Currently the module from my tests have not introduced too many new issues, other than those found due to configuration settings, and of course how the new timelines system works. I am not fully confident in the new module yet to push changes to the marketplace module, and changing the topic to describe the new API changes, and need some help testing it… I will be uploading both the new example place which uses the new module (which is named MainModule, in the Modules folder inside of ReplicatedStorage, the old version of the module is there too, but isnt used, except for a disabled script in player local scripts).

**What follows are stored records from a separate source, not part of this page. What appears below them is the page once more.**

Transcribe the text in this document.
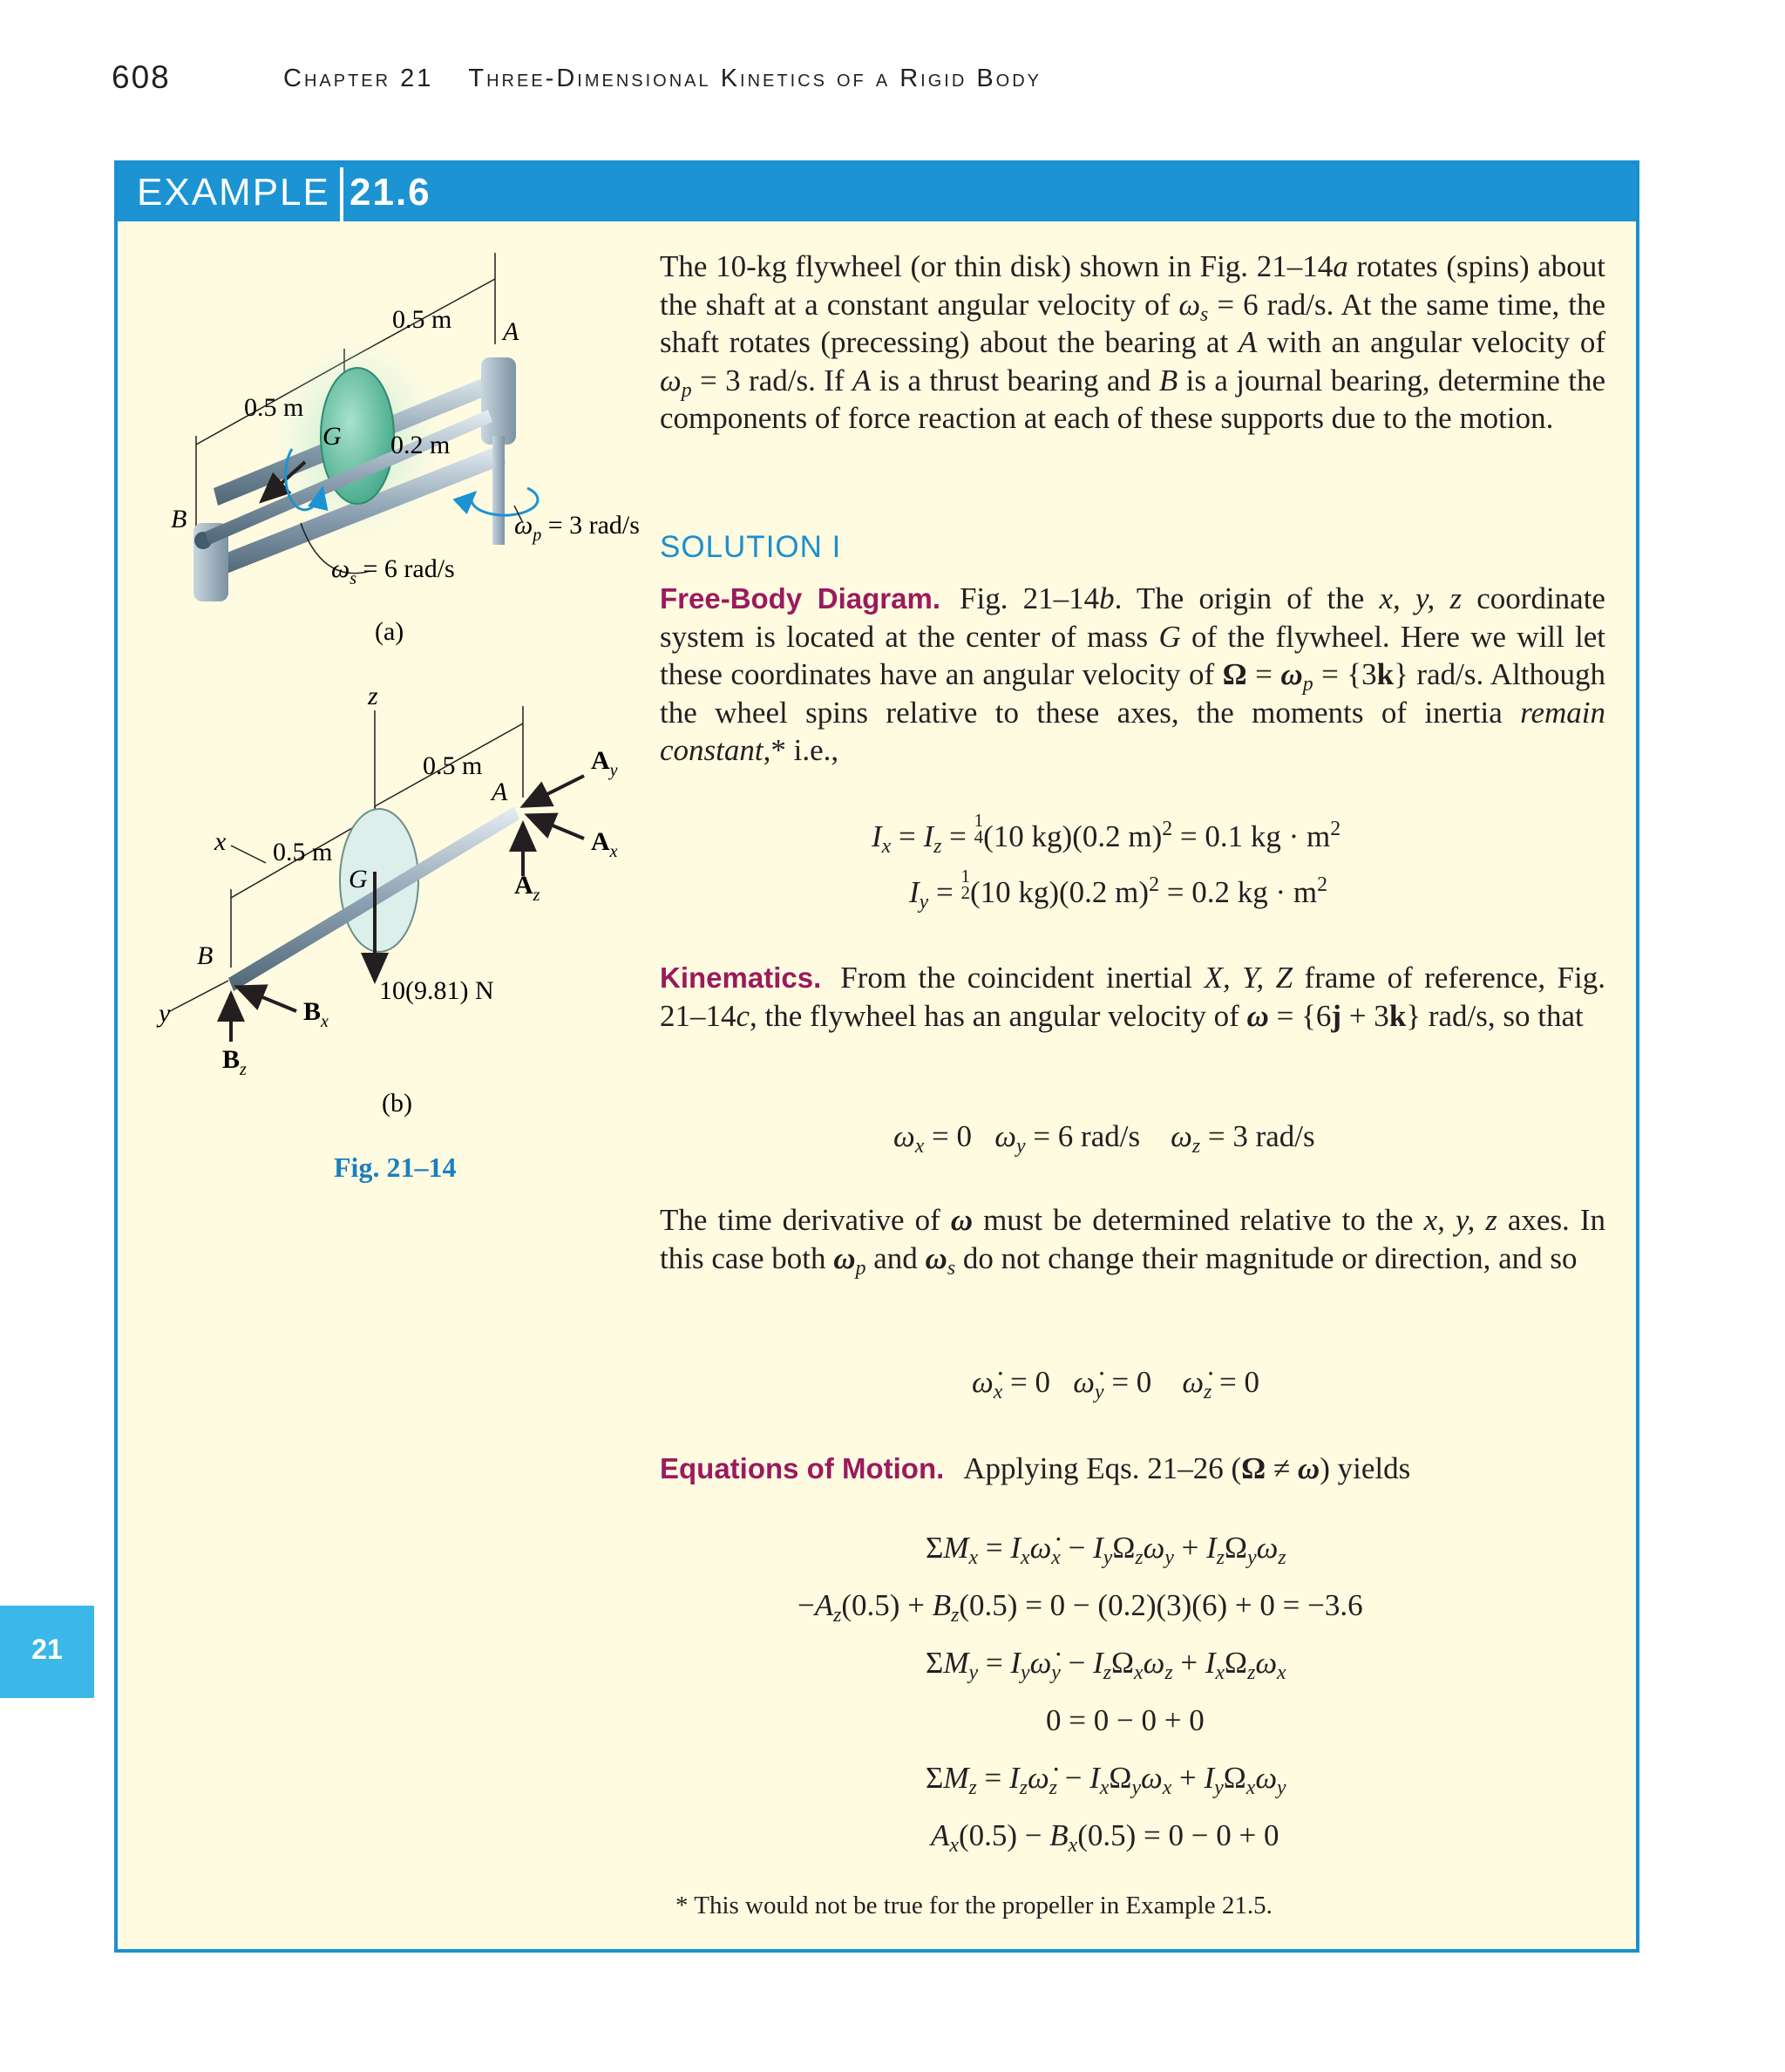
608	Chapter 21 Three-Dimensional Kinetics of a Rigid Body
EXAMPLE 21.6
0.5 m
0.5 m
0.2 m
A
B
G
$\omega_p = 3$ rad/s
$\omega_s = 6$ rad/s
(a)
z
x
y
10(9.81) N
$A_y$
$A_x$
$A_z$
$B_x$
$B_z$
0.5 m
0.5 m
A
B
G
(b)
Fig. 21–14
The 10-kg flywheel (or thin disk) shown in Fig. 21–14a rotates (spins) about the shaft at a constant angular velocity of $\omega_s = 6$ rad/s. At the same time, the shaft rotates (precessing) about the bearing at A with an angular velocity of $\omega_p = 3$ rad/s. If A is a thrust bearing and B is a journal bearing, determine the components of force reaction at each of these supports due to the motion.
SOLUTION I
Free-Body Diagram. Fig. 21–14b. The origin of the x, y, z coordinate system is located at the center of mass G of the flywheel. Here we will let these coordinates have an angular velocity of $\Omega = \omega_p = \{3k\}$ rad/s. Although the wheel spins relative to these axes, the moments of inertia remain constant,* i.e.,
$I_x = I_z = 1$
4(10 kg)(0.2 m)$^2$ = 0.1 kg · $m^2$
$I_y = 1$
2(10 kg)(0.2 m)$^2$ = 0.2 kg · $m^2$
Kinematics. From the coincident inertial X, Y, Z frame of reference, Fig. 21–14c, the flywheel has an angular velocity of ω = {6j + 3k} rad/s, so that
$\omega_x = 0$ $\omega_y = 6$ rad/s $\omega_z = 3$ rad/s
The time derivative of ω must be determined relative to the x, y, z axes. In this case both $\omega_p$ and $\omega_s$ do not change their magnitude or direction, and so
$\omegȧ_x = 0$ $\omegȧ_y = 0$ $\omegȧ_z = 0$
Equations of Motion. Applying Eqs. 21–26 (Ω ≠ ω) yields
$\Sigma M_x$ = $I_x\omegȧ_x - I_y\Omega_z\omega_y + I_z\Omega_y\omega_z$
$-A_z(0.5) + B_z(0.5) = 0 - (0.2)(3)(6) + 0 = -3.6$
$\Sigma M_y$ = $I_y\omegȧ_y - I_z\Omega_x\omega_z + I_x\Omega_z\omega_x$
0 = 0 − 0 + 0
$\Sigma M_z$ = $I_z\omegȧ_z - I_x\Omega_y\omega_x + I_y\Omega_x\omega_y$
$A_x(0.5) - B_x(0.5) = 0 - 0 + 0$
* This would not be true for the propeller in Example 21.5.
21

Those more experience I encourage reading the module’s code to figure out the API, along with seeing how the example place uses it for now, if you intend to test the module itself, and less the example place (which is something I would like testing more on). The API isnt final for when the new version does officially release, especially as configuring the recorder requires manual touching of the recorder class object members, which I don’t intend to be the final version’s way of configuring the recorder object.

Example Place:
RecorderModuleExample.rbxl (65.2 KB)
Module .lua code, basically just copy and paste it into a modulescript:
RecorderV3.lua (14.4 KB)
Thanks for your patience… I intend to push a small bugfixes update to the current module version, especially since while looking through its code again, there were quite a few interesting bugs (those who modified the override frames option may notice one such bug… it will break the recorder) for the time being while I still test this new version of the module. Currrent code using the current version of the module might want to try out this new module if they intend to push an update to the new module version in the future, as while the API is not stable yet, I don’t intend to change it too drastically when any kinks are solved (if any).